IWG, the serviced office group, tumbled -28% despite the fact it looks like a structural beneficiary from the virus. Its clients typically lease for 18 months but there will have been some impact in the ancillary fees for hiring meeting rooms. The big surprise came on 27 May 2020 when the company announced a £320 million placing. This was to provide a war chest for buying weaker competitors. The virus has clearly set back IWG’s programme of selling its 3,000 centres to franchise partners. The rise of home working has also raised concerns. But after two months of lockdown there seems a wide enthusiasm to return to face to face working. Serviced offices, with their inherent flexibility, look well placed.

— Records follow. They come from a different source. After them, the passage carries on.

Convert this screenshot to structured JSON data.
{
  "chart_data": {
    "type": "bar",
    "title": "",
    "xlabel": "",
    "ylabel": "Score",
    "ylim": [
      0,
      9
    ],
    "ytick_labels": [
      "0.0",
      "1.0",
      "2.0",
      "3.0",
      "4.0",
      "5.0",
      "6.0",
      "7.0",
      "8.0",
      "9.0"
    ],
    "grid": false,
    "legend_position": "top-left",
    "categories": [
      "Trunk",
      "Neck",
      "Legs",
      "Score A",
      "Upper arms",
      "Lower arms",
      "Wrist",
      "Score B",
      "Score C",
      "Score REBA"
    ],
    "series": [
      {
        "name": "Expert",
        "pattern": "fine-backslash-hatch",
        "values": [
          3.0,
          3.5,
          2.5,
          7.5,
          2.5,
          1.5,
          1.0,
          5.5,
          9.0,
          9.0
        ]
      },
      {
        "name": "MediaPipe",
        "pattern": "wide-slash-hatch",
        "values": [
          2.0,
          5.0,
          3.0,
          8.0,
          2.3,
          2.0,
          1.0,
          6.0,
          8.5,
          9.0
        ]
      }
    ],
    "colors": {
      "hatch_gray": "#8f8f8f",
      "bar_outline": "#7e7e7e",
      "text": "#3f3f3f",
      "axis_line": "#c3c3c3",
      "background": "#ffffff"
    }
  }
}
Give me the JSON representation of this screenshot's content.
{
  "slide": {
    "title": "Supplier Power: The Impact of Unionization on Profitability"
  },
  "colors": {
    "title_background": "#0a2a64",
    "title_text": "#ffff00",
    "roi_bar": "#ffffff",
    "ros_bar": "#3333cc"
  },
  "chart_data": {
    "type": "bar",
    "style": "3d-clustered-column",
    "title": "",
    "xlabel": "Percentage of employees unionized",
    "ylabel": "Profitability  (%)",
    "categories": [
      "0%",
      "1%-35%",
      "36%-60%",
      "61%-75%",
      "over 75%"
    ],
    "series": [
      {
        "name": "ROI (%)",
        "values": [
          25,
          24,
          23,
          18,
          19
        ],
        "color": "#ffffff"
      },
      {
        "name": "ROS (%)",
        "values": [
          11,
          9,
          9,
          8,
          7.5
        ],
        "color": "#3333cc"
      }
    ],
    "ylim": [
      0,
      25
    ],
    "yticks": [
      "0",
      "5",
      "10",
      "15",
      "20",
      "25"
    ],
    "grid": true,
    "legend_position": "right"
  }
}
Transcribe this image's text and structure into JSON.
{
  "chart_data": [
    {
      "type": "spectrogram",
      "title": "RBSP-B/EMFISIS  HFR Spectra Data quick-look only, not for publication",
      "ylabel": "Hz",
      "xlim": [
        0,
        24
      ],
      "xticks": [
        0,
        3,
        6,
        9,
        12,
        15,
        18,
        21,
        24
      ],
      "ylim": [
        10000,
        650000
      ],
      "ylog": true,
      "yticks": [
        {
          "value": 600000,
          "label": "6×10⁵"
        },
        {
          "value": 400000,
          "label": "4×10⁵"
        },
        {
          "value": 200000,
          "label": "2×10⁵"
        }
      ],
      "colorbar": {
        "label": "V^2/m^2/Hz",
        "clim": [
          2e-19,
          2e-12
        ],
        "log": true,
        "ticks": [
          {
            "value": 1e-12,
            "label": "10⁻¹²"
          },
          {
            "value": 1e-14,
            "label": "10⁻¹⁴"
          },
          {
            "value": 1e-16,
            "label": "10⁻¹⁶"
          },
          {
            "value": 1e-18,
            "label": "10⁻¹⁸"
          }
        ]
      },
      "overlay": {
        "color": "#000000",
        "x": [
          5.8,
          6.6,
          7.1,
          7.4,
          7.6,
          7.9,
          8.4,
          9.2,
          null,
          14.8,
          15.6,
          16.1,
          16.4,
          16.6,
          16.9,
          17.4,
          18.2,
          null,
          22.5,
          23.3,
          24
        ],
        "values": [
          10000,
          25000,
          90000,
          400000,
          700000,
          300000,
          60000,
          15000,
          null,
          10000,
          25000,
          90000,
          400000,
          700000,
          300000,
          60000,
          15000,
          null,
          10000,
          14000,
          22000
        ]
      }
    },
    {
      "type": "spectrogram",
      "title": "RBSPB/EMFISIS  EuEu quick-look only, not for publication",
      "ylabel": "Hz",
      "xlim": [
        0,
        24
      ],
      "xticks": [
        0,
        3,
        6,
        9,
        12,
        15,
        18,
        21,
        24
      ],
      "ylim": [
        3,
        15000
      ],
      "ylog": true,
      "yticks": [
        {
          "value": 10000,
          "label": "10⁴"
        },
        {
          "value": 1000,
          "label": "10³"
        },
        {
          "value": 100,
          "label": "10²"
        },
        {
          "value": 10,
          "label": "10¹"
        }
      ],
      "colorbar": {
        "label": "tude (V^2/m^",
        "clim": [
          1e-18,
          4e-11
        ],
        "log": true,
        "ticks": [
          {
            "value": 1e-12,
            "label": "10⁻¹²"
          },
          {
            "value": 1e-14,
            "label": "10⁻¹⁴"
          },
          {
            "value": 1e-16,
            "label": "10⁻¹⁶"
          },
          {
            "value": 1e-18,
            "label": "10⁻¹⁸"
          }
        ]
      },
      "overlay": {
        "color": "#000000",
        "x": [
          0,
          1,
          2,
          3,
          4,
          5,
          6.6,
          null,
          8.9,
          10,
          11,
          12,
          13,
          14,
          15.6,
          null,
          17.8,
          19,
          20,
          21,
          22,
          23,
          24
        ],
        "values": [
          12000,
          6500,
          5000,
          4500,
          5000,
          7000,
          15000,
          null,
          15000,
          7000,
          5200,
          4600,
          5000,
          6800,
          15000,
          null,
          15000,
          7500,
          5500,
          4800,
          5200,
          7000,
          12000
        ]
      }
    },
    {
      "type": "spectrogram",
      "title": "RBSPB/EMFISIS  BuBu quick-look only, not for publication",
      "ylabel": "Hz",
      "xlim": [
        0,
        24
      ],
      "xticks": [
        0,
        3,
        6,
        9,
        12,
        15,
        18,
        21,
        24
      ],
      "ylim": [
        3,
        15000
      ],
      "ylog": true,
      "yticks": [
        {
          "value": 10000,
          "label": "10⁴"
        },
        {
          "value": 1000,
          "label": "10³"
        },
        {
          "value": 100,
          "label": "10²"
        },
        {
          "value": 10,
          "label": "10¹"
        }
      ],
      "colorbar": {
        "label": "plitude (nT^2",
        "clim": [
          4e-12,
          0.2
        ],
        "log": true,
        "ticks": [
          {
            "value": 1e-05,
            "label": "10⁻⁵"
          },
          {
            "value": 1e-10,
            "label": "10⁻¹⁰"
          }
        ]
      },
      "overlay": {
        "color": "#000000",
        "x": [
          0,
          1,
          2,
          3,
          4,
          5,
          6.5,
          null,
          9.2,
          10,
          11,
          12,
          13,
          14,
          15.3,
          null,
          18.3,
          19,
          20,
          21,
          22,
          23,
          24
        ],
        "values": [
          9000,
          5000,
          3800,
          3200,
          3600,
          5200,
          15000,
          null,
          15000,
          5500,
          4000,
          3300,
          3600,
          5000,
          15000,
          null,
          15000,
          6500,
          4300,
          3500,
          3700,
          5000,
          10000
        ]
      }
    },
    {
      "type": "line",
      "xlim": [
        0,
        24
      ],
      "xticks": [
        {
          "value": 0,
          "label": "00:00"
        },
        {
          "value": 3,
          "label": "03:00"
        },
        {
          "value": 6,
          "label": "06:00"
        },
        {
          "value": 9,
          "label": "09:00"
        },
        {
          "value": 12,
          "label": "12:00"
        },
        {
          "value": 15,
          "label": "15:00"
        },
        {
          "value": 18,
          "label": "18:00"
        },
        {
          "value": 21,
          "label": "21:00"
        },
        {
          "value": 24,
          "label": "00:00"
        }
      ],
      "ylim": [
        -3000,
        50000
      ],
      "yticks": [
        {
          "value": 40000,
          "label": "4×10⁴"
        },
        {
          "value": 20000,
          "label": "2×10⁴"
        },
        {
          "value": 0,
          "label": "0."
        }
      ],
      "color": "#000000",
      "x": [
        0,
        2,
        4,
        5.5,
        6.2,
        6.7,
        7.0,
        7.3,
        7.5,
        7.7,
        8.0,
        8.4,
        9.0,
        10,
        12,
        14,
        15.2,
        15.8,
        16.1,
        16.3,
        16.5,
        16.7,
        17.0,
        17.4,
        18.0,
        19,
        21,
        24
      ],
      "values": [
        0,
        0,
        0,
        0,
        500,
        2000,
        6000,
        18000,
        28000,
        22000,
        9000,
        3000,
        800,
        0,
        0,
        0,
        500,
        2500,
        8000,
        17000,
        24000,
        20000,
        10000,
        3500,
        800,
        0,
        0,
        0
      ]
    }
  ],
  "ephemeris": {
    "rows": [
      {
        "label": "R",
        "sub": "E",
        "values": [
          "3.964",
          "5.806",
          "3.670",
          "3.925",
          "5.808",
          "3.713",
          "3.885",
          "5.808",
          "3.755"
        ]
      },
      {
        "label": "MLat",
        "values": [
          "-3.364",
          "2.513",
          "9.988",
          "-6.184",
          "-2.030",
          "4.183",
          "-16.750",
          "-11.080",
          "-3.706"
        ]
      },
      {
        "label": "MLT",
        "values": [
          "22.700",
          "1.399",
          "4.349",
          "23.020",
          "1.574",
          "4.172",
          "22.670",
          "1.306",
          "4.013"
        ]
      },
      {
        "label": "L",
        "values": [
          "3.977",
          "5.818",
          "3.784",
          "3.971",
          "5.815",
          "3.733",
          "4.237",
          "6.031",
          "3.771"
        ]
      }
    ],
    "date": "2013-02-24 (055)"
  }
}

Prudential shared in the carnage among financials, halving between mid-February 2020 and mid-March 2020. The shares were bought during the six months, some before and some after the crash. On average the loss was 14%, which compares to a fall over the full six months of -24%. We bought Prudential in order to tap into the surging wealth in the Asian markets it serves. The unrest in Hong Kong has grabbed headlines but the company’s business there remains buoyant, growing 24% last year. But this still only contributed 12% of Asian income, reflecting the good spread across the region. Meantime Prudential is working on the float of its US operations, which produce just under half of operating profits. Initially it will sell a minority stake, but the direction of travel is clear.

Randall & Quilter fell -28% yet is in fact scarcely affected by the pause in the economy. It says it is seeing a rush of new business as companies seek to clear their books of legacy assets. As a financial, like Arrow Global and Prudential, it suffered collective punishment during the panic.

Outlook

The old saying ‘Don’t fight the Fed’ is being amply borne out this year. Just as the autumn of 2018 was dire for shares as the Federal Reserve tightened, in current markets the ultra-easy has enabled a powerful rally. No change to these conditions seems in prospect. In normal times a run on a currency might follow, but as all major central banks are engaged in similar pump priming, it only leaves assets to rise versus money in general.

Purchases and Sales

During the six months we bought Breedon Group, Countryside Properties, Dart, Hollywood Bowl, Inspired Energy, MJ Gleeson, Prudential, Rank, Renew and Scapa Group. We added to AFH Financial, Alliance Pharma, Arrow Global, Clinigen, Codemasters, Franchise Brands, Future, Gamesys, Hutchison China MediTech, Iomart, IWG, Kape Technologies, Kin and Carta, NCC, Next Fifteen Communications, Randall & Quilter, Restore, STV, SimplyBiz, Ten Entertainment, Tesco and Venture Life. We sold Aggregated Micro Power, Amerisur Resources and Entertainment One, all of which were subject to takeovers. We also sold Smartspace Software and reduced the holding in River & Mercantile.